Consecuencias de un ataque israelí cerca del hospital Kamal Adwan, en el norte de Gaza, el pasado sábado.
23/12/2023
2 min

Buscando imágenes de estos últimos días del año, me quedo con una: la reiterada aparición de Benjamin Netanyahu en las pantallas, cada vez más fuera de sí, más recortado como si su cuerpo estuviera generando una caricatura trágica de sí mismo. Los ojos se le escapan de las órbitas y los brazos se abren y mueven como si quisieran atraparlo todo. Una gesticulación cada vez más expresiva de la pérdida de la noción de límites, por parte de un hombre que cree que la agresividad bélica le legitima. Es una expresión encarnada del comportamiento totalitario. Y, sin embargo, quien podría pararle los pies no lo hace. Y las sociedades no reaccionan.

Es una dinámica que confirma un factor de banalización del mal muy propio de la sociedad de la imagen. Siempre se ha dicho que la televisión es un medio blando, y que la repetición del horror tiene un efecto normalizador, como si la reiterada exposición de cuerpos destrozados, personas desesperadas y escombros de viviendas y hospitales, por acumulación, acabara formando parte del paisaje. En la actual sociedad de aceleración, multiplicación y propagación instantánea de imágenes, parecería como si unas taparan a otras antes de tomar conciencia.

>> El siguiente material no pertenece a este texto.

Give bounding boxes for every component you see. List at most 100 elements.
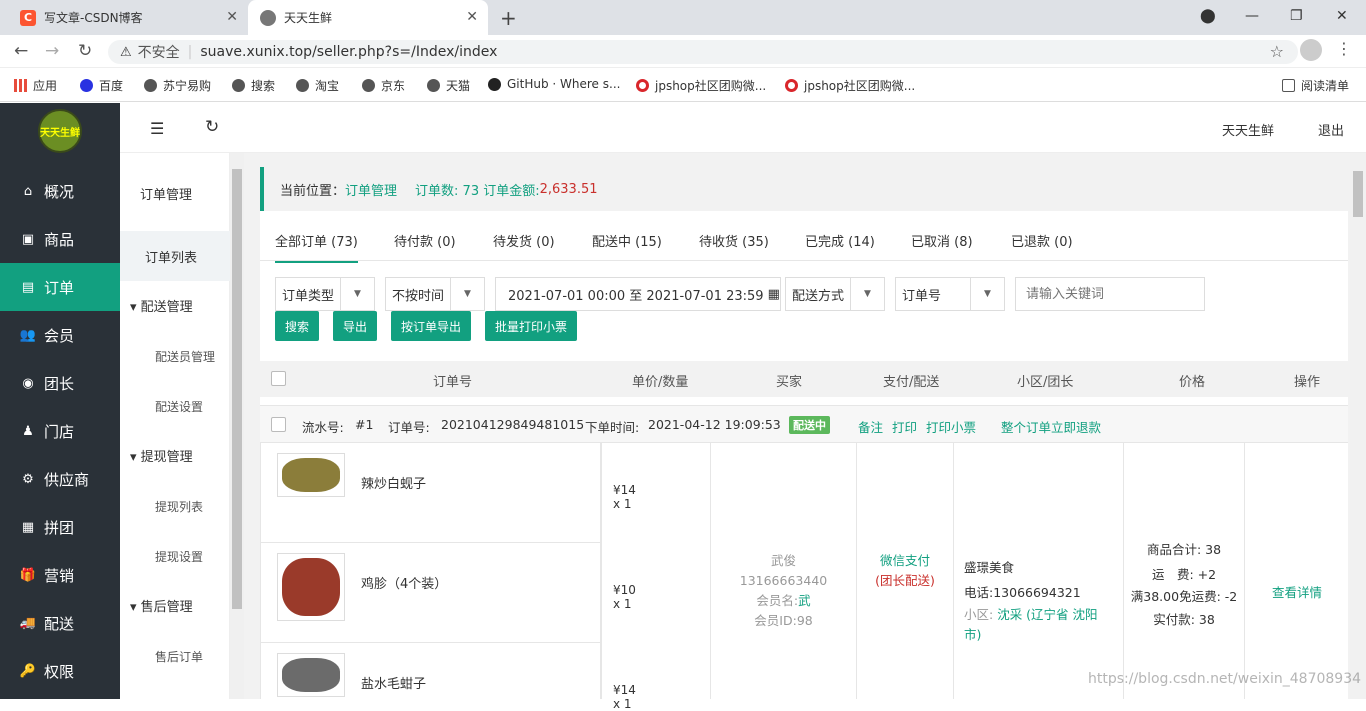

Y con esa carta juegan los poderes, sabiendo que dejar de ser el centro de atención es cuestión de paciencia. Poco ha tardado la crisis de Israel en tapar la guerra de Ucrania. Y Putin ha corrido a aprovecharlo para recuperar perfil y poder de negociación.

Todo va mucho más junto a la sociedad digital. Y la aceleración, que cambia las agendas todos los días, contribuye a desdibujar completamente el mapa de la realidad. Lo que se ve y lo que no se ve. Y la lucha entre poderes por hacer ver y por hacer olvidar. Ahora que los focos están todavía sobre Israel, deberíamos hacernos esta pregunta: ¿a cuántos lugares del mundo hay ahora mismo guerras y matanzas perfectamente olvidadas, desaparecidas de la agencia global?

Vamos hacia un mundo –lo veíamos, miércoles pasado, en la presentación del Anuario del CIDOB– que avanza de forma acelerada, enmarcado por la crisis ecológica, la destrucción del planeta, el desgaste de las democracias, la evolución hacia el autoritarismo postdemocrático, y una progresión exponencial de la ciencia y la tecnología que genera inquietud sobre la propia condición humana. ¿Cómo podemos desconfinar el futuro, pensar en esta nueva realidad que se va construyendo, si no somos capaces de asumir que los crímenes de Hamás y la criminal respuesta judía no deberían encontrar complicidad alguna?